The party's acting leader Harriet Harman said the government's rhetoric was "liberated from reality".
She said her party would give "serious consideration" to some measures and be a "different kind of opposition".
She accused the Tories of "ducking" out of a decision on expanding airport capacity and said apprenticeship numbers were "stagnating".
Mr Osborne's first Budget of the Conservative government included a freeze on working-age benefits for four years, a pledge to spend 2% of GDP on defence and a four-year cap on public-sector pay rises.
'Northern power cut'
He also introduced a new National Living Wage which would rise to £9 an hour by 2020.
In her response, Ms Harman said she would resist the temptation to "oppose everything the government does".
She said Labour supported measures including lowering the welfare cap and would have made cuts to unprotected departments had it been in power.
In a reference to the cheering on the Conservative benches when the living wage was announced, she said: "Clearly what honourable members do not understand is that even with the higher national wage that he's announced it will not be enough for a family to live on because of the cuts in tax credits."

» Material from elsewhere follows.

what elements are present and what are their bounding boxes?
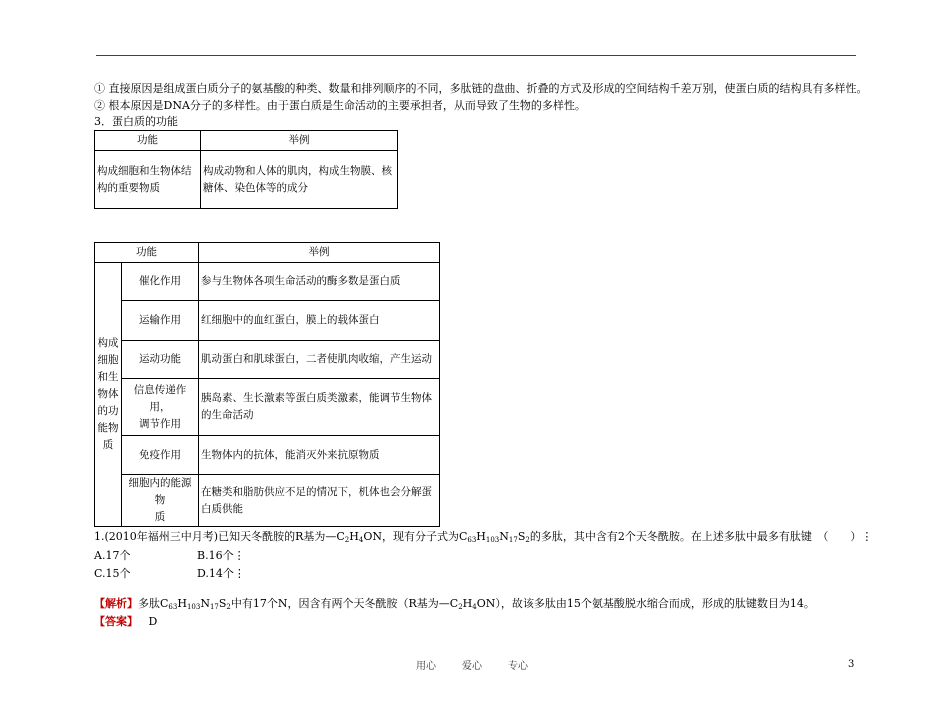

She also criticised the government for delaying the electrification of the railway line between Manchester and Leeds, saying: "The great Northern Powerhouse is starting to look like the great Northern power cut."
Labour would support the raising of the 40p tax threshold and the lifting of the personal allowance but would study the detail of both measures, she added.
Speaking to BBC News, shadow chancellor Chris Leslie questioned whether the measures prioritised by the chancellor would boost productivity.
He said "manifesto promise after manifesto promise" was being "thrown out" by the Conservatives.
"They won an election in some respects on a false prospectus," he added.